H・P・ラヴクラフト 世界と人生に抗って
ウエルベックのラヴクラフトに対する、「この人は『こちら側』の人だ」という思いがガンガン伝わるような、入れ込みの書かせたる文章。これはこれで。
後装丁が格好良い。
邪眼は月輪に飛ぶ
素晴らしい。無駄がなく、かつ凝縮された熱気は凄まじい。
少女革命ウテナ
かねてから喉に刺さった骨的、というか気にはなっていたものであり、新装版が出たのを良いことに昨年末から読み始め、5巻まで(漫画版としての完結部分)読了したのだが、結果としては全く合わず。(アニメはもっと凄いのか?)

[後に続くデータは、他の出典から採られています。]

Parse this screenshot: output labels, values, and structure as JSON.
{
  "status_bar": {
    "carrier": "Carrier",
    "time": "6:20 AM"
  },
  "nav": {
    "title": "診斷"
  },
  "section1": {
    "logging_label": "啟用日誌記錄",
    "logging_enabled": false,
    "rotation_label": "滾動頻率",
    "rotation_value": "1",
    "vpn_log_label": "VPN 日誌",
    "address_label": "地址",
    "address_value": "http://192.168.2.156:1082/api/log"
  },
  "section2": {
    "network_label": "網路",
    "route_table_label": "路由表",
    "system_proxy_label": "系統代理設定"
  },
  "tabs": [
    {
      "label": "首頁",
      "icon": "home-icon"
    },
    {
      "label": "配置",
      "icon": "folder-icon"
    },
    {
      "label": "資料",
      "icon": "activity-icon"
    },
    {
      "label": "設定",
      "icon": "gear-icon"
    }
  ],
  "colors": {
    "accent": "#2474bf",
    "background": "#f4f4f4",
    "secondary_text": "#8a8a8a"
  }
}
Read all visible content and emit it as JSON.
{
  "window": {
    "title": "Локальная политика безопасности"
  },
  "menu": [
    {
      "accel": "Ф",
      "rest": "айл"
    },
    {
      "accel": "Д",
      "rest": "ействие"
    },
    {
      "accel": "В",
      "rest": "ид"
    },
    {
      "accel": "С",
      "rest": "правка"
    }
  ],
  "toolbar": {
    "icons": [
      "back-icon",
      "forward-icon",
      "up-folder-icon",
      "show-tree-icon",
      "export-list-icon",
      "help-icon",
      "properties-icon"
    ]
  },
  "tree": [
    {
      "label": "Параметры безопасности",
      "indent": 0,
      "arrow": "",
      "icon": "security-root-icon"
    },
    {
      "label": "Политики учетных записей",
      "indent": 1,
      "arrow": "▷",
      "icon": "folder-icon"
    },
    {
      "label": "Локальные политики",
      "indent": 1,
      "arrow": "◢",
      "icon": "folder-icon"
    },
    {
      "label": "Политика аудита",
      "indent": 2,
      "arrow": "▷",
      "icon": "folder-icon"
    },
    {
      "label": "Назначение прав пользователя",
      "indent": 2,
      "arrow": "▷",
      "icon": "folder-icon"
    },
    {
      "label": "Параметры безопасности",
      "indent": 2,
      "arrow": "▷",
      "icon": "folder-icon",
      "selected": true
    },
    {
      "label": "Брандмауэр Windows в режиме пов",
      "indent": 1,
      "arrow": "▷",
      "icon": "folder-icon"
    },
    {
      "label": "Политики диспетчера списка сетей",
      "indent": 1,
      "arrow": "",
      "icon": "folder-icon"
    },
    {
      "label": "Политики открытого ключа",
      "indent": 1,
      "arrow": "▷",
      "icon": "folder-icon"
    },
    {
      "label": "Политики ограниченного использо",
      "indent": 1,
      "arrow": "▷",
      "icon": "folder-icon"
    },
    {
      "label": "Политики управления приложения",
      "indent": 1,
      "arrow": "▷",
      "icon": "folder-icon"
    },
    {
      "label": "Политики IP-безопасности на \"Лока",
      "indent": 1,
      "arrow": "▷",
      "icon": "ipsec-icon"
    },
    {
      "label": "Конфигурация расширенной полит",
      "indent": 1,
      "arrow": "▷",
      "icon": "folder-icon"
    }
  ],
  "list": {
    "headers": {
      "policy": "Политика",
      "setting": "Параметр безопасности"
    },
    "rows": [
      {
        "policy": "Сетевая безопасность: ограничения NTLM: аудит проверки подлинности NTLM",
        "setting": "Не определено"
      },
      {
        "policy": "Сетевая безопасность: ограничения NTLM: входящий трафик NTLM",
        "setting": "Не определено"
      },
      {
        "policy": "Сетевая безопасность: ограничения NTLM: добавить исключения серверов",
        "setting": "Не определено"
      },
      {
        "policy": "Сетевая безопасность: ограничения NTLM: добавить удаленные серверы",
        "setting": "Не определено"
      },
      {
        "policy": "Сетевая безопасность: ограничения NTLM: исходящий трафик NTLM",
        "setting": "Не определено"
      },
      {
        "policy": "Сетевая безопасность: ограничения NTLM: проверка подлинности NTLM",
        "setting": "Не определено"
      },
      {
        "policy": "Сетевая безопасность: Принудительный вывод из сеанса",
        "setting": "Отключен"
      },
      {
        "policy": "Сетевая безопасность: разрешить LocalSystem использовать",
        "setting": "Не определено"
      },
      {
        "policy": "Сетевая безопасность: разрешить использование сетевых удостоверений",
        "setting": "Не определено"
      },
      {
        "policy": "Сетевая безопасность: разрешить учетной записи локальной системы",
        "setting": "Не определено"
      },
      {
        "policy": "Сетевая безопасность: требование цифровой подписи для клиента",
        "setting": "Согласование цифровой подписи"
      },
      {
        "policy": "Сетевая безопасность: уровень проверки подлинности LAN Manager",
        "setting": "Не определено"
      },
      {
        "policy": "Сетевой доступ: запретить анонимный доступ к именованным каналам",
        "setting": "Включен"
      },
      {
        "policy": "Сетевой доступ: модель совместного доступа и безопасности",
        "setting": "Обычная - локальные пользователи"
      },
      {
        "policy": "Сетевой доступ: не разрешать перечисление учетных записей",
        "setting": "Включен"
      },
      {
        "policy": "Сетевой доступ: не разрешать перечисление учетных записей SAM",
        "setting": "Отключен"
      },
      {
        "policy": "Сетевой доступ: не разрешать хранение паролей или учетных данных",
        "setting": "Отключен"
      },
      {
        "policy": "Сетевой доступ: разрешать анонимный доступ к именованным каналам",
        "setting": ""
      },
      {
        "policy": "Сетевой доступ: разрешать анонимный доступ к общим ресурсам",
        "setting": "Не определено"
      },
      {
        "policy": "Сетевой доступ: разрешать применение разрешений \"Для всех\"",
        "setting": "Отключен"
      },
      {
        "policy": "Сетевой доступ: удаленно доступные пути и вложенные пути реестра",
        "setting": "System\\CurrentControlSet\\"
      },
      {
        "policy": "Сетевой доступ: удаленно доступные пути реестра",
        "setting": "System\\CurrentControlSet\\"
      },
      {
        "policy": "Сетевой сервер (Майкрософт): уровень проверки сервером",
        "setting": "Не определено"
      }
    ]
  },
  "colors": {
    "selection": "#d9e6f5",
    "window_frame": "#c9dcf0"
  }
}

流石に筋にジャンプが有りすぎて、かつそれを補いうる仕掛けや登場人物もなし、とあっては読むのが困難、といったところ。終盤で見えるメッセージ的な部分にしても、流石にこれで何かが言えた、ということはないだろう、と言う気分になるのだが。(当時ですら、と思う)
ブレードランナー2049
正月休みに見。前作への強い思い入れがない事も手伝ってか、「確かに20年前プレステが出る前に見れば大喜びであったかもしれないが、FF7を知ってしまった身としては…」みたいなことを思っておった。ただ、音楽はべらぼうに良い。
スターウォーズ 最後のジェダイ
昨年末に見。今までの作品の暗黙の前提の悉くに対して、「それって別に自明じゃないですよね?」みたいな角度からのアプローチを行う作品。苛々する人がいるのも分からんではないが、個人的には大変あり。
戦場のメリークリスマス
2ヶ月ほど前に午前10時の映画祭で見。
大筋を一言で言うならば、遅れてやってきた少女漫画、という印象であり(本筋もそうだし、セリアスの過去の入り方のある種不思議な感じとかも凄くそれっぽい)、これだけであれば特筆すべきものはないのだが、(その意味でも)あまりに特異というか、独特の存在感を示しているのがビートたけしのハラ。彼によってこの映画が非典型的なものになっているという意味で、その寄与はとても大きい。